When I read this passage I shudder with awe. (I urge those who feel likewise to read the full essay. It is brimming with inspiration.) Brandom is unequivocal in his resolution of the tension between our two duties. Our highest moral worth is our fruitfulness and our moral duty to reduce the suffering and deprivation of others is second-hand because such suffering interferes with joining the fruitful conversation of humanity.

Others may recoil in horror at such a passage. Rorty says as much in the paragraph just before the one I quoted at the beginning of this essay:

In such passages as this, Brandom leaves himself open to the same accusations of pseudo-aristocratic condescension and ivory-tower aestheticism as are frequently leveled at me. He courts them when he sympathizes with my suggestion that “our overarching public purpose should be to ensure that a hundred private flowers blossom” . He courts them again when he goes on to say that “pain, and like it various sorts of social and economic deprivation, have a second-hand, but nonetheless genuine, moral significance”.

Such a different reactions are to be expected. Brandom quotes Rorty:

The demands of self-creation and human solidarity [are] equally valid, yet forever incommensurable.

This is what Rorty wrestled with his entire life — Trotsky and wild orchids — the incommensurable demands of public and private moral duties.
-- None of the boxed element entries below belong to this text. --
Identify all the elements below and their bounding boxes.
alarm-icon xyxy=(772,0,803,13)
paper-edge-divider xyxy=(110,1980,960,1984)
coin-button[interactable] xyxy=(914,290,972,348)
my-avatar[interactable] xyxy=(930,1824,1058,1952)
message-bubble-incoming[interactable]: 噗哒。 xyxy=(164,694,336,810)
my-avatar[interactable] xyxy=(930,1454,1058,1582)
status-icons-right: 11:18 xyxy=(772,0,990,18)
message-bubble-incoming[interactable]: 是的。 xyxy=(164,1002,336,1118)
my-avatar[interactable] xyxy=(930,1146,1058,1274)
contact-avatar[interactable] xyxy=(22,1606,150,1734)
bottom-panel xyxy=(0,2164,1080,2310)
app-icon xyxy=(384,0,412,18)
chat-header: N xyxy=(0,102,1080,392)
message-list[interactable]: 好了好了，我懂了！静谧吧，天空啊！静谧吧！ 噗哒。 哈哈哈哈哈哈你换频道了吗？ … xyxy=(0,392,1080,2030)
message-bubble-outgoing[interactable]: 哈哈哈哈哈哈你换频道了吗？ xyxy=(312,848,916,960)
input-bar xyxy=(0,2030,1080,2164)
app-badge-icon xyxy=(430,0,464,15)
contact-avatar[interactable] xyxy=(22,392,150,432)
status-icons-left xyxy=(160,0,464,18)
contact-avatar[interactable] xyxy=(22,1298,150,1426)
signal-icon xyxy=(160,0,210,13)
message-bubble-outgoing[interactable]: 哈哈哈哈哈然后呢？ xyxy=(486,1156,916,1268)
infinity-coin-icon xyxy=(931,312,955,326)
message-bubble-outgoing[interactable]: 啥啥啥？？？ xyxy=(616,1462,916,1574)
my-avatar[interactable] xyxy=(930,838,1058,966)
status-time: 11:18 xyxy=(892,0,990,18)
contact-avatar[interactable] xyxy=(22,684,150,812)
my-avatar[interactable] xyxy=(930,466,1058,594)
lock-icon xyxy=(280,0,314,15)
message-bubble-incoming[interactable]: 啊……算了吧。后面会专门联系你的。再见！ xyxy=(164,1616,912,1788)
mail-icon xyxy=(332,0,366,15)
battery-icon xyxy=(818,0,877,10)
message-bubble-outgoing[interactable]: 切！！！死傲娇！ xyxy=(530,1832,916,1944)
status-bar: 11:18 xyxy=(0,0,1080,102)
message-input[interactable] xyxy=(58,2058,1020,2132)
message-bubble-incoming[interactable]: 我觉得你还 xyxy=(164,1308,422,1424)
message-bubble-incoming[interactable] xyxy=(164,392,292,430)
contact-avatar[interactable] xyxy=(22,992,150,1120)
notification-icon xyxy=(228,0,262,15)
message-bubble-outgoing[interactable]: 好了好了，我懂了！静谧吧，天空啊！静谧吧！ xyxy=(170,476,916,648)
Like Brandom and Rorty, while I feel a deep and genuine public duty, my reason for being is my private duty to fruifulness. And I deeply respect those who tilt the balance in the other direction.

[UPDATE 2022–02–07: In a comment to this essay, I discuss a resolution to the tension between human creation and human solidarity (or at least a away of balancing them:

So our highest moral duty can be to reduce suffering in the world, but that duty is merely instrumental to our achieving our highest moral worth: fully engaged participants in the conversation of humanity. If we were to somehow create a world without suffering, but at the cost of it being a world in which the conversation of humanity was severely limited, that would be the ultimate dystopia, cf. ‘Brave New World’.]